Gustavo Ballvé on November 4th, 2010
Corporate Strategy, Food for thought, Home, Industries, Investment Themes, Portfolio Management, Tech

One: An article on Slate provocatively called “Will Netflix destroy the Internet?” highlighted a report on “Global Internet Phenomena” (which can be downloaded after a quick, free sign-up). In it, this excerpt highlights part of what makes Cisco so interesting as a “picks and shovels” play in the increased bandwidth usage trend: “Netflix is swallowing America’s bandwidth and it probably won’t be long before it comes for the rest of the world. That’s one of the headlines from Sandvine’s Fall 2010 Global Internet Phenomena Report , an exhaustive look at what people around the world are doing with their Internet lines.
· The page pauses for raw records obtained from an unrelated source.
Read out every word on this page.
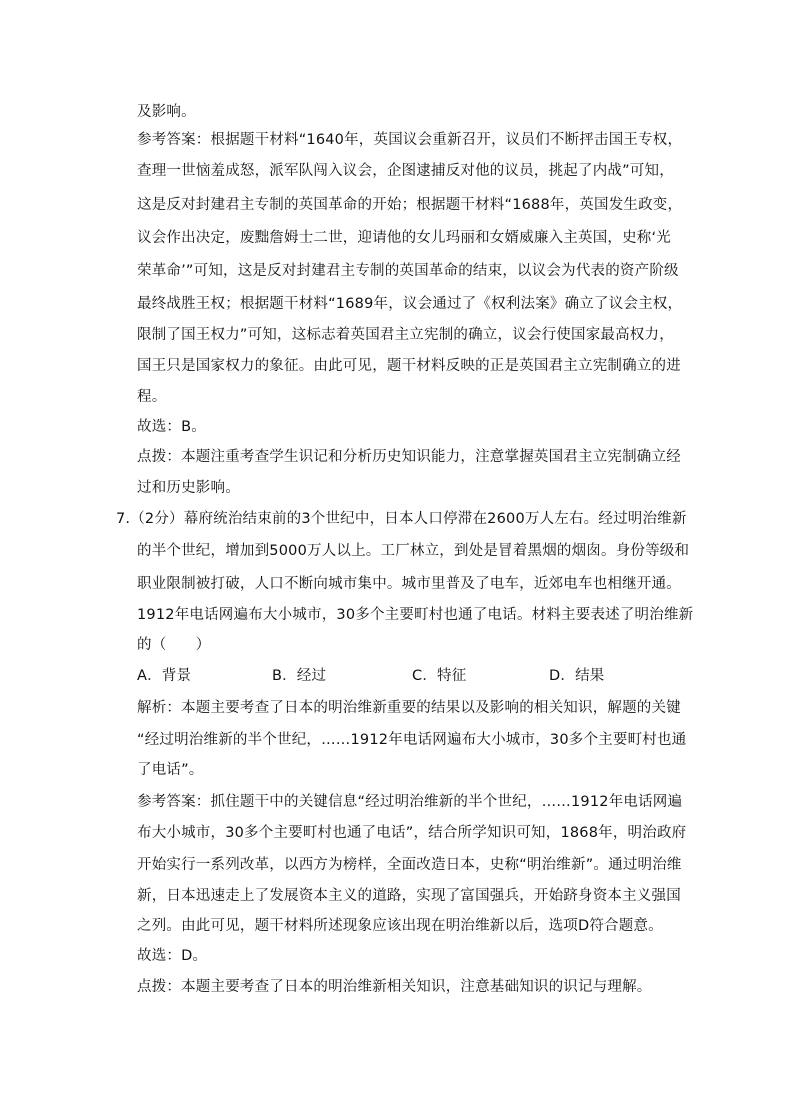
及影响。
参考答案：根据题干材料“1640年，英国议会重新召开，议员们不断抨击国王专权，
查理一世恼羞成怒，派军队闯入议会，企图逮捕反对他的议员，挑起了内战”可知，
这是反对封建君主专制的英国革命的开始；根据题干材料“1688年，英国发生政变，
议会作出决定，废黜詹姆士二世，迎请他的女儿玛丽和女婿威廉入主英国，史称‘光
荣革命’”可知，这是反对封建君主专制的英国革命的结束，以议会为代表的资产阶级
最终战胜王权；根据题干材料“1689年，议会通过了《权利法案》确立了议会主权，
限制了国王权力”可知，这标志着英国君主立宪制的确立，议会行使国家最高权力，
国王只是国家权力的象征。由此可见，题干材料反映的正是英国君主立宪制确立的进
程。
故选：B。
点拨：本题注重考查学生识记和分析历史知识能力，注意掌握英国君主立宪制确立经
过和历史影响。
7.（2分）幕府统治结束前的3个世纪中，日本人口停滞在2600万人左右。经过明治维新
的半个世纪，增加到5000万人以上。工厂林立，到处是冒着黑烟的烟囱。身份等级和
职业限制被打破，人口不断向城市集中。城市里普及了电车，近郊电车也相继开通。
1912年电话网遍布大小城市，30多个主要町村也通了电话。材料主要表述了明治维新
的（　　）
A．背景	B．经过	C．特征	D．结果
解析：本题主要考查了日本的明治维新重要的结果以及影响的相关知识，解题的关键
“经过明治维新的半个世纪，……1912年电话网遍布大小城市，30多个主要町村也通
了电话”。
参考答案：抓住题干中的关键信息“经过明治维新的半个世纪，……1912年电话网遍
布大小城市，30多个主要町村也通了电话”，结合所学知识可知，1868年，明治政府
开始实行一系列改革，以西方为榜样，全面改造日本，史称“明治维新”。通过明治维
新，日本迅速走上了发展资本主义的道路，实现了富国强兵，开始跻身资本主义强国
之列。由此可见，题干材料所述现象应该出现在明治维新以后，选项D符合题意。
故选：D。
点拨：本题主要考查了日本的明治维新相关知识，注意基础知识的识记与理解。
According to Sandvine, Netflix accounts for 20 percent of downstream Internet traffic during peak home Internet usage hours in North America. That’s an amazing share — it beats that of YouTube, iTunes, Hulu, and, perhaps most tellingly, the peer-to-peer file-sharing protocol BitTorrent.”

Two: This Financial Times story uses Cisco as an example of tech companies paying dividends and not getting “recognized” for it. In this case, we like the part that says “Behind all of this lies an uncomfortable truth for successful tech companies. Ultimately, the transition from being a growth stock to what the market would consider a value play is a painful one, usually taking years to complete. The decision to pay a dividend is often made early on in this transition. That explains why many tech entrepreneurs instinctively balk at the idea: it is like confessing to their own mortality.”